Terror folclórico finlandês

Por Leonardo Lima*

Nota: 9,0

Filmes do gênero terror/horror costumam estar associados a uma busca – até certo ponto fetichista – por composições mais gráficas, capazes de evidenciar aspectos mais chocantes da ação de entidades (humanas, animais ou sobrenaturais) tomadas por um certo ímpeto mortal, fundamentado racional ou irracionalmente em termos narrativos. No entanto, há obras que contrariam tais convenções sem precisar apelar para algo mais expositivo, conseguindo, ainda assim, ser efetivas em seu intento de provocar inquietude e tensão frente às situações expostas. Esse é justamente o caso de A Rena Branca (Valkoinen Peura, no título original), filme finlandês de 1952 dirigido por Erik Blomberg.

A Rena Branca trata-se de um folk horror que recorre à tradição mítica do povo Sámi, habitante do território que se convencionou chamar de Lapônia – composto pelas terras mais setentrionais da Europa, divididas entre Finlândia, Noruega, Rússia e Suécia. Mais do que a suposta terra de Papai Noel, a Lapônia é a fonte de um rico legado de histórias orais transmitidas de geração em geração pelos Sámi. Nesses relatos, é bastante notório o intricado cruzamento de aspectos relacionados à desoladora natureza local – cenário de paisagens com densa camada de neve, do sol da meia-noite, da aurora boreal e de hordas de renas –, bem como à peculiar ordem societária ali vigente, estruturada em torno do seminomadismo e do xamanismo.

Desde o início do filme, tais aspectos são muito bem explorados por Blomberg, que se mostra habilidoso em contextualizar o público com relação à origem de Pirita (Mirjami Kuosmanen), uma bonita jovem que, em seu passado quase umbilical, já trazia consigo um envolvimento profundo com as forças do sobrenatural que se fazem presentes naquela região selvagem. Agora adulta, ela conhece Aslak (Kalervo Nissilä), um destemido pastor de renas – estas, aqui domesticadas e a serviço das atividades humanas de deslocamento e alimentação, assumem relevante peso simbólico em meio à narrativa. Ambos se casam, mas o que aparentava ter tudo para ser um relacionamento exitoso, torna-se um vazio perene, uma vez que o esposo forçosamente passa longas temporadas fora do lar.

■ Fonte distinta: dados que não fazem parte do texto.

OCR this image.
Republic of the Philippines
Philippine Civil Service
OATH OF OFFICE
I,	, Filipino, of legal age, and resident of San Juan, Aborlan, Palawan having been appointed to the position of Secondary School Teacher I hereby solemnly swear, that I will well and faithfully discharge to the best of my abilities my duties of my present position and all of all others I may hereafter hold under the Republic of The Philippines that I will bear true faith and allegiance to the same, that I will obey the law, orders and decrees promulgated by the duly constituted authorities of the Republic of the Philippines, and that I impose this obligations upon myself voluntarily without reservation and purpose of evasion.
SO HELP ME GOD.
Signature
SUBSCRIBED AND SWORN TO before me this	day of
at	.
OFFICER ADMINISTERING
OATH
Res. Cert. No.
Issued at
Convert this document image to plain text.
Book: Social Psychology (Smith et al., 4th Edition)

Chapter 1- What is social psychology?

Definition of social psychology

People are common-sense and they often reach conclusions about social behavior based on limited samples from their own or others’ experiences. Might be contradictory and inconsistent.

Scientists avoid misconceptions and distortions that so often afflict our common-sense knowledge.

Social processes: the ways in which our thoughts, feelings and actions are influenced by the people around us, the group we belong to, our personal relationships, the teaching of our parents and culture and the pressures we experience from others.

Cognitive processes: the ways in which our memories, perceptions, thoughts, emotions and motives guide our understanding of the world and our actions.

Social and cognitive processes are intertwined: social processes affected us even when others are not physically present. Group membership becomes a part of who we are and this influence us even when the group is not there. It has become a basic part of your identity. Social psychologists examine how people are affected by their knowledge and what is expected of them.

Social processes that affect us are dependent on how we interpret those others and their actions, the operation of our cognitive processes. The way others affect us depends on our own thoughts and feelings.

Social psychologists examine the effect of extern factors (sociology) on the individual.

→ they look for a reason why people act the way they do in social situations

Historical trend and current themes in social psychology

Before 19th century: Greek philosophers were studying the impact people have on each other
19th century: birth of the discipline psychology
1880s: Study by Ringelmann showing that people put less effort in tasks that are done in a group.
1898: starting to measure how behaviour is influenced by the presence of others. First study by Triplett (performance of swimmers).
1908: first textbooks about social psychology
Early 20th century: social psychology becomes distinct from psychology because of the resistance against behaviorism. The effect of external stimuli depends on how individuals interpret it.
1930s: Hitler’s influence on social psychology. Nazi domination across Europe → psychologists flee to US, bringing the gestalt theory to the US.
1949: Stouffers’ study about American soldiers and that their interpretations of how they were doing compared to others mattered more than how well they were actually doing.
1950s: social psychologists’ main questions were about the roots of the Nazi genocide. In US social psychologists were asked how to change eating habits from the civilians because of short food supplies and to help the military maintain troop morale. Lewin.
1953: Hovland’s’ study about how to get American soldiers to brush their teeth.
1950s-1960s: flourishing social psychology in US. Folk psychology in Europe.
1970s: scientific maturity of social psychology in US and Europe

Triste e desesperada, Pirita decide procurar um xamã com o intuito de Aslak não resistisse aos encantos de sua beleza e ficasse por mais tempo ao seu lado em casa. Para isso, ela não apenas participa de um ritual de aproximação com o sagrado primitivo, através do qual ficaria irresistível para qualquer pastor de renas, mas também deve sacrificar uma rena branca no altar do deus pedra como forma de selar aquele pacto e obter a dádiva almejada. O que se vê depois não foge àquilo esperado de um filme do gênero, já que a anunciada transformação da protagonista e as consequências resultantes disso transformam-se no mote narrativo da obra.

Vale salientar que, no caso de A Rena Branca, subjaz ao roteiro uma sagacidade ímpar, pois ele propicia uma leitura sobremaneira denotativa acerca dos acontecimentos que se sucedem com Pirita, ao mesmo tempo em que brinca, de maneira conotativa, com a metamorfose sofrida por ela a cada raiar lunar. De fato, acaba se tornando irresistível para todos os homens do povoado que lidam com as renas em seu dia a dia. Infelizmente, isso a faz entrar, conscientemente, numa espiral macabra que coloca em risco não apenas a vida daqueles indivíduos seduzidos, mas, também, a sua própria sobrevivência.

As planícies alvas e geladas das locações servem como uma luva para estabelecer o pano de fundo dessa história de tons folclóricos, pondo em miniatura o elemento humano e realçando esse lado mais imponderável e ameaçador daquilo que vem da natureza. Sem se esforçar muito, o diretor tem a seu favor, assim, as condições adequadas para o afloramento desse medo coletivo – particularmente masculino – a diante de uma criatura cuja aparência nada tinha de perigosa, mas era capaz de levar à perdição qualquer um que por ela se encantasse. É um feito e tanto, até mesmo por conta das adversidades do clima, e do que isso representava em termos do trabalho específico a ser feito considerando-se cada elemento da linguagem cinematográfica (fotografia, som, iluminação etc.), que um filme como A Rena Branca tenha saído do papel e alcançado um patamar tão elevado de qualidade técnica e narrativa. Uma obra que merece muito ser vista e devidamente reconhecida.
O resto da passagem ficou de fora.